A Short History of Nearly Everything Bill Bryson,
Publisher: Random House Large Print
ISBN: 0375432000
DDC: 500
Edition: Hardcover; 2003-05-06
Summary:
From primordial nothingness to this very moment, A Short History of
Nearly Everything reports what happened and how humans figured it
out. To accomplish this daunting literary task, Bill Bryson uses
hundreds of sources, from popular science books to interviews with
luminaries in various fields. His aim is to help people like him, who
rejected stale school textbooks and dry explanations, to appreciate
how we have used science to understand the smallest particles and the
unimaginably vast expanses of space.
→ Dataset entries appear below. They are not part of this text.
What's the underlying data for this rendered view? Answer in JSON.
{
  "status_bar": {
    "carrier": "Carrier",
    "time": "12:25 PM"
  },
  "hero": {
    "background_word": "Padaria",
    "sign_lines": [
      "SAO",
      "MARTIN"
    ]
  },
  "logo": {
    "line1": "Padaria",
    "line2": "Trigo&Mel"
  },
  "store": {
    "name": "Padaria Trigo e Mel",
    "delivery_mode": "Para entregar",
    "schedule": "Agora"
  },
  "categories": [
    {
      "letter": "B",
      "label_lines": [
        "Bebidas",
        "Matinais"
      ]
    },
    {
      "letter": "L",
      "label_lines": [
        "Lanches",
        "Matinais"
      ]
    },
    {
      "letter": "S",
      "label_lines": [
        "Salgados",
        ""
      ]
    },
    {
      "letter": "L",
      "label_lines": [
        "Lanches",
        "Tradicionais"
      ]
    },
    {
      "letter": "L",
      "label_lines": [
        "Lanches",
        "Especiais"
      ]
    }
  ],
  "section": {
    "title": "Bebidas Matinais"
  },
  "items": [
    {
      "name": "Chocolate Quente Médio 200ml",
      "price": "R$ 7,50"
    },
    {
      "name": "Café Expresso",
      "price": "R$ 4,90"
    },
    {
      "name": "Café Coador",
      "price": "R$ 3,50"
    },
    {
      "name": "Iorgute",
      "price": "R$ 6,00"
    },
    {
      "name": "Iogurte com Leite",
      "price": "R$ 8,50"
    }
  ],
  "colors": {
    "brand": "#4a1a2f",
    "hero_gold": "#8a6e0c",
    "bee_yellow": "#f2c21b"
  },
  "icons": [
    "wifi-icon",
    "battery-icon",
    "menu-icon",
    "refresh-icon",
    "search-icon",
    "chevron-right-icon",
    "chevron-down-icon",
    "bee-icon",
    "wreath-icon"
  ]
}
With his distinctive prose style
and wit, Bryson succeeds admirably. Though A Short History clocks in
at a daunting 500-plus pages and covers the same material as every
science book before it, it reads something like a particularly
detailed novel (albeit without a plot). Each longish chapter is
devoted to a topic like the age of our planet or how cells work, and
these chapters are grouped into larger sections such as "The Size of
the Earth" and "Life Itself." Bryson chats with experts like Richard
Fortey (author of Life and Trilobite) and these interviews are
charming. But it's when Bryson dives into some of science's best and
most embarrassing fights--Cope vs. Marsh, Conway Morris vs.